«È una prima vittoria per le oltre 43mila persone che hanno firmato il nostro appello; continuiamo a vigilare affinché si passi dalle parole ai fatti»: così Amnesty International ha commentato la notizia che ieri la Camera ha approvato la mozione presentata da M5S e Lega per chiedere al governo di sospendere le esportazioni di bombe d’aereo e di missili verso l’Arabia saudita e gli Emirati arabi uniti.

Soddisfazione anche da parte di Save The Children: «Accogliamo con favore la notizia dell’approvazione, da parte della Camera, della mozione per chiedere la sospensione delle esportazioni di armi verso un teatro di guerra nel quale non si esita a colpire indiscriminatamente i civili, bambini compresi, in aperta violazione di tutte le convenzioni che regolano il rispetto dei diritti umani. È stato compiuto un primo passo, al quale ora il governo è chiamato a dare seguito immediato».

Il documento, che è passato con 262 voti favorevoli, nessuno contrario e 214 astensioni, chiede di coinvolgere anche l’Europa nel blocco delle esportazioni, «valutando l’avvio di iniziative finalizzate alla futura adozione, da parte dell’Ue, di un embargo mirato sulla vendita di armamenti ad Arabia saudita ed Emirati arabi uniti e prevedendo consultazioni con gli altri Stati membri dei consorzi internazionali in relazione ai programmi di coproduzione industriale intergovernativi attualmente in essere».

Altro impegno chiesto al governo è che prosegua l’azione per l’immediato cessate il fuoco nello Yemen, continuando a sostenere in particolare l’iniziativa dell’inviato speciale delle Nazioni unite per lo Yemen, Martin Griffiths, perché si arrivi al ritiro delle truppe.

Sulla mozione del governo LeU e Partito democratico si sono astenuti perché considerano la proposta parziale e insufficiente, visto che chiede la messa al bando delle esportazioni di bombe d’aereo e di missili ma non delle armi leggere, di cui l’Italia è una delle maggiori esportatrici sul mercato della guerra in Yemen.

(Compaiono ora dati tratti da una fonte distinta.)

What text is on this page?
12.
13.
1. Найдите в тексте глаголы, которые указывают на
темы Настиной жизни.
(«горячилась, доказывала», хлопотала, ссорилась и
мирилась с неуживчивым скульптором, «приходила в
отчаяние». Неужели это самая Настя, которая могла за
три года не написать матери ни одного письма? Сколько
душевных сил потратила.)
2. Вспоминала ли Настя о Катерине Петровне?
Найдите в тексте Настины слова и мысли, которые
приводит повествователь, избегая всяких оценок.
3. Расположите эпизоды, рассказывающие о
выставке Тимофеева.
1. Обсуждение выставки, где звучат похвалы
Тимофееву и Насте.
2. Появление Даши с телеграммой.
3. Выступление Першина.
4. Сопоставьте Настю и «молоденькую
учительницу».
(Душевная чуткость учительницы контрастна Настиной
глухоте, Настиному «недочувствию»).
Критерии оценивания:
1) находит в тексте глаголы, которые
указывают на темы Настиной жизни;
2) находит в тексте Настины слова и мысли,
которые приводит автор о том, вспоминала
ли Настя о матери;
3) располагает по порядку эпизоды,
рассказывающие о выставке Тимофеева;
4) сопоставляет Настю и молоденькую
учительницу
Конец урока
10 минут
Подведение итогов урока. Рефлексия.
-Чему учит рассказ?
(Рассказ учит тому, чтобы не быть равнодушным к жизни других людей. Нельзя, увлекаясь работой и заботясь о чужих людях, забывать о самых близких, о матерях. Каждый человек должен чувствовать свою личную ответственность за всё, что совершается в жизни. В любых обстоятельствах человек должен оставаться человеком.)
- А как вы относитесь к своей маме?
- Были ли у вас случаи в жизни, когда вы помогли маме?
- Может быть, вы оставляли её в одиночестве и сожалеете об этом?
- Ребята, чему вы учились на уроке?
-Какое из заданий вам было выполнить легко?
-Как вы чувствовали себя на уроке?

Sulla stessa linea, in Sardegna, il Comitato per la riconversione della Rwm, la fabbrica che a Domusnovas produce bombe per l’Arabia saudita: «È solo un primo passo. Vanno messe al bando tutte le armi destinate alla guerra in Yemen. Per la Rwm, la nostra posizione è nota. I posti di lavoro nello stabilimento di Iglesias non vanno perduti. Serve un progetto di riconversione di tutta l’economia del Sulcis che consenta a quella fabbrica di spostare la produzione su altre tipologie di prodotto».

Bene quindi la mozione approvata ieri, ma non basta: «È alle bombe che bisogna chiudere i porti, non agli esseri umani che fuggono dalla guerra – ha detto durante la discussione in aula Laura Boldrini per LeU – Perciò chiediamo l’embargo di tutto il materiale militare che viene usato nella guerra in corso nello Yemen, e non solo di alcune armi».

Per il Pd Ivan Scalfarotto ha spiegato così la scelta dell’astensione dem: «È da sei mesi chiediamo invano di discutere in commissione della situazione nello Yemen. Oggi Lega e M5S, costretti a venire in aula, hanno presentato una mozione che ci lascia stupefatti, in base alla quale si sospendono le forniture non di tutte le armi, ma soltanto delle bombe d’aereo e dei missili».

Molto diverse le motivazioni con le quali i deputati di Fratelli d’Italia hanno spiegato la loro astensione. «Si continua a colpevolizzare la Rwm di Domusnovas, che produce bombe d’aereo per l’Arabia saudita nel suo stabilimento di Iglesias, in Sardegna – ha detto durante il dibattito in aula Salvatore Deidda, deputato sardo di Fratelli d’Italia – Ma il conflitto non dipende dalla Rwm e dai suoi operai. Dipende dalla politica, dagli Stati e dai governi. Si dice che quei lavoratori e la Sardegna stanno producendo morte, invece di guardare a chi in questi anni è andato a baciare le mani ai principi dell’Arabia saudita e a chi è andato lì a mercanteggiare. Che cosa ha fatto il governo di centrosinistra per fermare quella guerra? Rivediamo gli accordi con l’Arabia saudita, ma è troppo facile e sbagliato prendersela con un’azienda. Dobbiamo cercare di fermare il conflitto attraverso un’azione politica e diplomatica anche su base europea».